= Susan Hopkins =

Irish epidemiologist and civil servant in the UK

Susan Hopkins is an Irish epidemiologist and civil servant working in the UK. She is Professor of Infectious Diseases and Health Security at University College London and honorary clinical senior lecturer in the Department of Medicine at Imperial College London, and Chief Executive Officer of the UK Health Security Agency (UKHSA).

==Career==
Hopkins studied medicine at Trinity College Dublin and trained in infectious diseases, microbiology and epidemiology in Ireland, France and the UK. In 2006, she was appointed a consultant in infectious diseases and microbiology at the Royal Free Hospital. She became Clinical Director of Infection Services at the Royal Free London NHS Foundation Trust, and Deputy Director of the National Infection Service at Public Health England.

In 2018, she was called as a witness by the Health and Social Care Committee on antimicrobial resistance.

In January 2020, Hopkins was appointed Incident Director within Public Health England's COVID-19 incident response. In August 2021 she was appointed Interim Chief Medical Advisor at NHS Test and Trace and the Strategic Response Director for COVID-19 at Public Health England.

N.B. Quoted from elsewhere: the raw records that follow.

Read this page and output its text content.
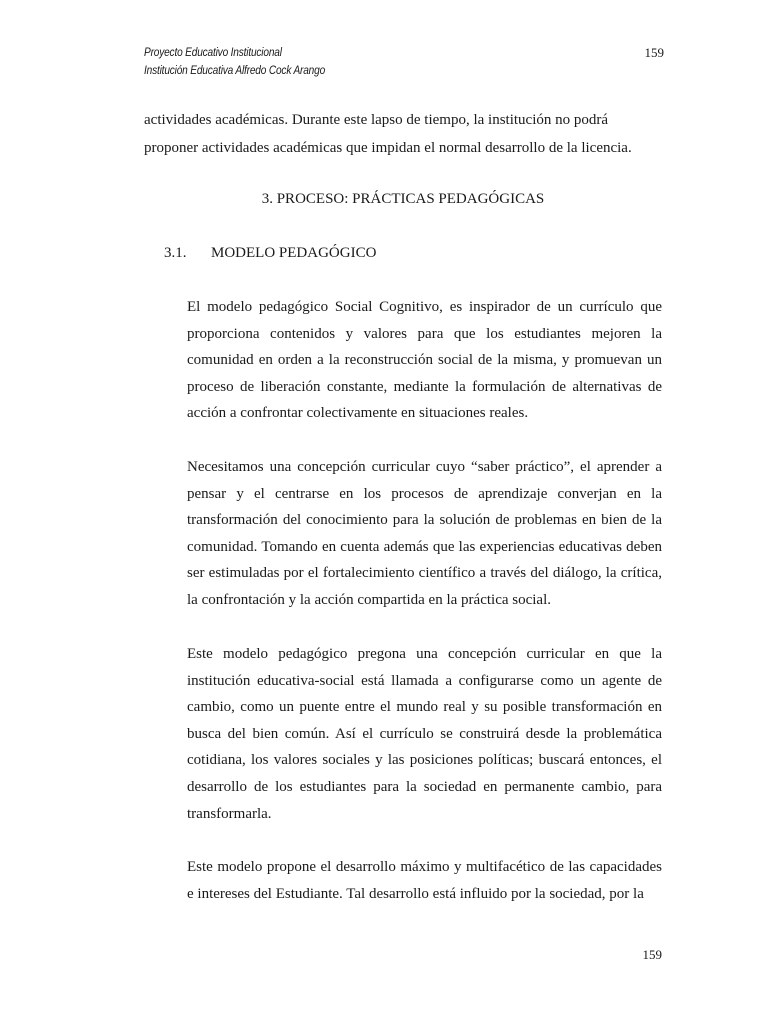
Proyecto Educativo Institucional
Institución Educativa Alfredo Cock Arango
159

actividades académicas. Durante este lapso de tiempo, la institución no podrá proponer actividades académicas que impidan el normal desarrollo de la licencia.

3. PROCESO: PRÁCTICAS PEDAGÓGICAS
3.1. MODELO PEDAGÓGICO

El modelo pedagógico Social Cognitivo, es inspirador de un currículo que proporciona contenidos y valores para que los estudiantes mejoren la comunidad en orden a la reconstrucción social de la misma, y promuevan un proceso de liberación constante, mediante la formulación de alternativas de acción a confrontar colectivamente en situaciones reales.

Necesitamos una concepción curricular cuyo “saber práctico”, el aprender a pensar y el centrarse en los procesos de aprendizaje converjan en la transformación del conocimiento para la solución de problemas en bien de la comunidad. Tomando en cuenta además que las experiencias educativas deben ser estimuladas por el fortalecimiento científico a través del diálogo, la crítica, la confrontación y la acción compartida en la práctica social.

Este modelo pedagógico pregona una concepción curricular en que la institución educativa-social está llamada a configurarse como un agente de cambio, como un puente entre el mundo real y su posible transformación en busca del bien común. Así el currículo se construirá desde la problemática cotidiana, los valores sociales y las posiciones políticas; buscará entonces, el desarrollo de los estudiantes para la sociedad en permanente cambio, para transformarla.

Este modelo propone el desarrollo máximo y multifacético de las capacidades e intereses del Estudiante. Tal desarrollo está influido por la sociedad, por la

159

In November 2021, Hopkins raised concerns about the new B.1.1.529 variant, later named the omicron variant, of COVID-19. In December 2021 she warned that further restrictions might be needed to tackle an "inevitable" and "big wave of infections".

==Awards==
In December 2021, Hopkins was awarded the Presidential Distinguished Service Award by Michael D. Higgins.

In May 2022, she was awarded as Honorary Commander of the Order of the British Empire (CBE), for services to Public Health.

She was elected a Fellow of the Academy of Medical Sciences in 2023.